Let $\{l_i:i\in I\}$ be a family of parallel lines on the plane $\mathbb{R}^2$. Suppose for each $i\in I$ there is a closed segment $s_i\subset l_i$. Moreover, for each triple $i_1,i_2,i_3$ there exists a line $l$ intersecting each of $s_{i_1},s_{i_2},s_{i_3}$. I would like to prove that there exists a line intersecting all segments $s_i$! I'd like to add that $I$ can be infinite.

It seems to be rather complicated even in the case of $4$ lines! Moreover, the statement is wrong if we replace segments by open intervals: there is no line intersecting each interval of the family $\{(0,\frac{1}{n})\times \{n\}: n\in \mathbb{N}\}$, but each triple of course can be intersected by some vertical line.

Can anybody please suggest something?

I was trying to prove some simple finite cases, but failed. I think it is important to neglect specificity of finiteness: the set of points of segments can even be dense!

Answer 1

Thomas Kalinowski has done the hard work in proving the result for finite $I$. To complete the argument, let $\mathscr{F}=\{X_i:i\in I\}$, where $I$ is arbitrary and $X_i$ is as in his answer.
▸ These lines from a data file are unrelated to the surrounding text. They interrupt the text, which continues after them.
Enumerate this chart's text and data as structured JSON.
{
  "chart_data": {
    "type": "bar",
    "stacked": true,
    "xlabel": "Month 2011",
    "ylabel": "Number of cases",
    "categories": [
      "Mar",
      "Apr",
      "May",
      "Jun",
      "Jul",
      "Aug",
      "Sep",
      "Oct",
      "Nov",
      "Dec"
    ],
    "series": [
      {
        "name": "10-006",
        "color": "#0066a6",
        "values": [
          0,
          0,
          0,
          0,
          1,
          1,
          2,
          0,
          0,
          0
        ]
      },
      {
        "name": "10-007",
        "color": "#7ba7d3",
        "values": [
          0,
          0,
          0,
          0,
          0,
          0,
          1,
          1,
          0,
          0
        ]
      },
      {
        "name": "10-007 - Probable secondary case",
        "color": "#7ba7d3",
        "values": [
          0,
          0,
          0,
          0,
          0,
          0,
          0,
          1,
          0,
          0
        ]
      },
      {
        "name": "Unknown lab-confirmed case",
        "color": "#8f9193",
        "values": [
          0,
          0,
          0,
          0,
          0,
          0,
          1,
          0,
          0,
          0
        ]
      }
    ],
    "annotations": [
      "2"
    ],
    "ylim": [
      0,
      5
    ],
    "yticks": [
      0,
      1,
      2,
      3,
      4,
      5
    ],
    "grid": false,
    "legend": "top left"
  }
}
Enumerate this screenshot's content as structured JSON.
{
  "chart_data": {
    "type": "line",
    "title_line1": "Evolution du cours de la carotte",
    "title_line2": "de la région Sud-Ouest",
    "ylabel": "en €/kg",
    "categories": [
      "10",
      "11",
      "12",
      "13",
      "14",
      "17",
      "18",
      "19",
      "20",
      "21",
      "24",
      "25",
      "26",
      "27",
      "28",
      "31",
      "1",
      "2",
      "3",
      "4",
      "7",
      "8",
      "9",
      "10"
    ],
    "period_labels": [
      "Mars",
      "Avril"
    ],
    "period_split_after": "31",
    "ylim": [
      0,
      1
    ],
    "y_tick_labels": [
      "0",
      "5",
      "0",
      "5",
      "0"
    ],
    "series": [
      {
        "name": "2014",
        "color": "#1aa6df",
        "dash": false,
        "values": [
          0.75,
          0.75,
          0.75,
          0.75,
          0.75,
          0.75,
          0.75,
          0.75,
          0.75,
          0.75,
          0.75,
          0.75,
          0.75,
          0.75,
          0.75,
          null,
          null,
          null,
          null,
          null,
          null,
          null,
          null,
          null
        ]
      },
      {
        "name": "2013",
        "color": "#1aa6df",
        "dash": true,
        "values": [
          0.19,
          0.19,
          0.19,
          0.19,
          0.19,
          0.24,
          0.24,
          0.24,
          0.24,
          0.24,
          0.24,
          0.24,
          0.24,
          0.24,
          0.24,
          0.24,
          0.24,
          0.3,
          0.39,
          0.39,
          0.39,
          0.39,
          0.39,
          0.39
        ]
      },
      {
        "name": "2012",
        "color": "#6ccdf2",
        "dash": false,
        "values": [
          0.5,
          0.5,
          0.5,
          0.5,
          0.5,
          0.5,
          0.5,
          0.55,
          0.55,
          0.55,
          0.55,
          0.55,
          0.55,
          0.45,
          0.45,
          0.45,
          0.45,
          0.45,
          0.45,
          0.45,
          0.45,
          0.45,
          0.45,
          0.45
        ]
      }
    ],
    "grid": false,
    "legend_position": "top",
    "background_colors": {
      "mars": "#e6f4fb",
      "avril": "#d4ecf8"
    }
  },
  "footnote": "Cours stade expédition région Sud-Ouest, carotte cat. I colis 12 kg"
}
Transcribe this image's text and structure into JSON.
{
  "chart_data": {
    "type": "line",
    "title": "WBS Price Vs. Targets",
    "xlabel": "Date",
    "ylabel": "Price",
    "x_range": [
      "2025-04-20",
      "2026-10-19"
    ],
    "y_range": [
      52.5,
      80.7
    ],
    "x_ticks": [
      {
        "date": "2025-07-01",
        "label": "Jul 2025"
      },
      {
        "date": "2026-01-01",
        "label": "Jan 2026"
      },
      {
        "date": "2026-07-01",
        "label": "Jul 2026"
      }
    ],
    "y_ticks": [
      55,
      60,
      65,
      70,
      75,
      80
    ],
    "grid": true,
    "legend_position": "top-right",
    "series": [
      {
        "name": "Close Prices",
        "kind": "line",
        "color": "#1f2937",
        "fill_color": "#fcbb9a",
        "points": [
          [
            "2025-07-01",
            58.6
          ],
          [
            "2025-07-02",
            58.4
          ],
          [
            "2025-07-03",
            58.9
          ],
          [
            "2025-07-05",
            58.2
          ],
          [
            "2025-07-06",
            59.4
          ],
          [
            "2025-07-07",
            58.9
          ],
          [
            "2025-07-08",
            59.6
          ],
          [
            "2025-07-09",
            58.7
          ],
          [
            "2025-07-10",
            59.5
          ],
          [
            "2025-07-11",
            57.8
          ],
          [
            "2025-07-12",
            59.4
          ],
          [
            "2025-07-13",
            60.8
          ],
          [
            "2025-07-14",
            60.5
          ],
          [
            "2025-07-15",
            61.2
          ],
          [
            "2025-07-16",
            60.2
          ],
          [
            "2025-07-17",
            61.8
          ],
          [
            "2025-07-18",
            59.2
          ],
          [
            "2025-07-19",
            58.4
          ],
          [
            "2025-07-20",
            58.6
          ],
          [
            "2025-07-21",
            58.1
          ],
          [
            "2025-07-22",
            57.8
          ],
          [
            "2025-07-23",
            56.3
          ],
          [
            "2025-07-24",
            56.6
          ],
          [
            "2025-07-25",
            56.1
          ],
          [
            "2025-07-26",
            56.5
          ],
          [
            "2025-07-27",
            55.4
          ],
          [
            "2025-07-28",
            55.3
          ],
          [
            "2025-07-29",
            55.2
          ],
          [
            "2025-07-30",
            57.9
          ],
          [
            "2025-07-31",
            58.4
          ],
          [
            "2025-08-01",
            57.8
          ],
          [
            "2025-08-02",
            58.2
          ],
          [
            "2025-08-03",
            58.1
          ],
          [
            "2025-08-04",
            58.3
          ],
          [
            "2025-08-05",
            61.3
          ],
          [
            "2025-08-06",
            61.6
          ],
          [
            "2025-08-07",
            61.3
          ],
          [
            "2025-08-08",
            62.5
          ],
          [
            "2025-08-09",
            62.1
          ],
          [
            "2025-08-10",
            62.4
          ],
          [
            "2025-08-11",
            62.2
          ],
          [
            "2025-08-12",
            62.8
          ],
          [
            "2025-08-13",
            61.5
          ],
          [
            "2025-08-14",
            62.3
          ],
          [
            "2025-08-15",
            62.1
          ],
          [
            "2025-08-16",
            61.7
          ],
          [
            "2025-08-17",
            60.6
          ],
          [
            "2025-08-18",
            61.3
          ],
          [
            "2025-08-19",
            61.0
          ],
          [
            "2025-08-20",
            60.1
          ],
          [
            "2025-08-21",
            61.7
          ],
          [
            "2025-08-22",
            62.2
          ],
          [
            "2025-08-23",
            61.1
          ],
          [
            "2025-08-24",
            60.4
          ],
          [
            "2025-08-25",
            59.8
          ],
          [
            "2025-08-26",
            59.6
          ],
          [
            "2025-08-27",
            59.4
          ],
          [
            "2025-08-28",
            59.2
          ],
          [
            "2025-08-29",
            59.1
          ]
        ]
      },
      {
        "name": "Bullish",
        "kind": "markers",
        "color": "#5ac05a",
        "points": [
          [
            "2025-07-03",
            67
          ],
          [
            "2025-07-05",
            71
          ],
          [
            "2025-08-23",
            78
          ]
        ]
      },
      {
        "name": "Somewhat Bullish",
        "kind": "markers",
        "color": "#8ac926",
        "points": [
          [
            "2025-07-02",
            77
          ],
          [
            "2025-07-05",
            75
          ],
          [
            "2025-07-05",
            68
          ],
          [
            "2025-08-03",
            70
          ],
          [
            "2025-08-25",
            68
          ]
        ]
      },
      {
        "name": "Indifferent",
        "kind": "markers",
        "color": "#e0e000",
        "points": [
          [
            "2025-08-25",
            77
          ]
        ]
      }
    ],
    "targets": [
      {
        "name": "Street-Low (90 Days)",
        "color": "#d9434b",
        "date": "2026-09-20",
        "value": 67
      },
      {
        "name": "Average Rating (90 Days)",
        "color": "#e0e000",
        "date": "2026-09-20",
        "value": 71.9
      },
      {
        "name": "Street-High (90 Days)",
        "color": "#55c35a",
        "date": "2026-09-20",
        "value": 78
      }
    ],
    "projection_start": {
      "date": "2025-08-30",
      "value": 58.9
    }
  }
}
Each $X_i$ is a closed strip of constant width and slope $-x_i$. Fix distinct $i,j\in I$. Then $x_i\ne x_j$, so $X_i\cap X_j$ is a closed rhomboid $R$. Let $\mathscr{K}=\{X_k\cap R:k\in I\}$; $\mathscr{K}$ is then a centred family of compact sets in $\Bbb R^2$, so its intersection is non-empty, and any point $\langle a,b\rangle\in\bigcap\mathscr{K}$ corresponds to a line intersecting all segments.

Answer 2

For finite $I$ this is a consequence of Helly's Theorem.

Without loss of generality your given lines are parallel to the $y$-axis, i.e., they have equations $x=x_i$ for $i\in I$. The segments have then the form $$s_i=\{(x_i,y)\ :\ y_i'\leqslant y\leqslant y_i''\}$$ The set of lines $y=ax+b$ intersecting segment $s_i$ is parameterized by the set $$X_i=\{(a,b)\in\mathbb{R}^2\ :\ y_i'\leqslant ax_i+b\leqslant y_i''\}.$$ By assumption, the intersection of any three of the sets is non-empty, $$X_i\cap X_j\cap X_k\neq\emptyset\qquad\text{for all }i,j,k\in I.$$ Therefore, by Helly's theorem, the intersection of all the sets $X_i$ is nonempty, $$\bigcap_{i\in I}X_i\neq\emptyset.$$ Any point $(a,b)$ in this intersection corresponds to a line intersecting all segments.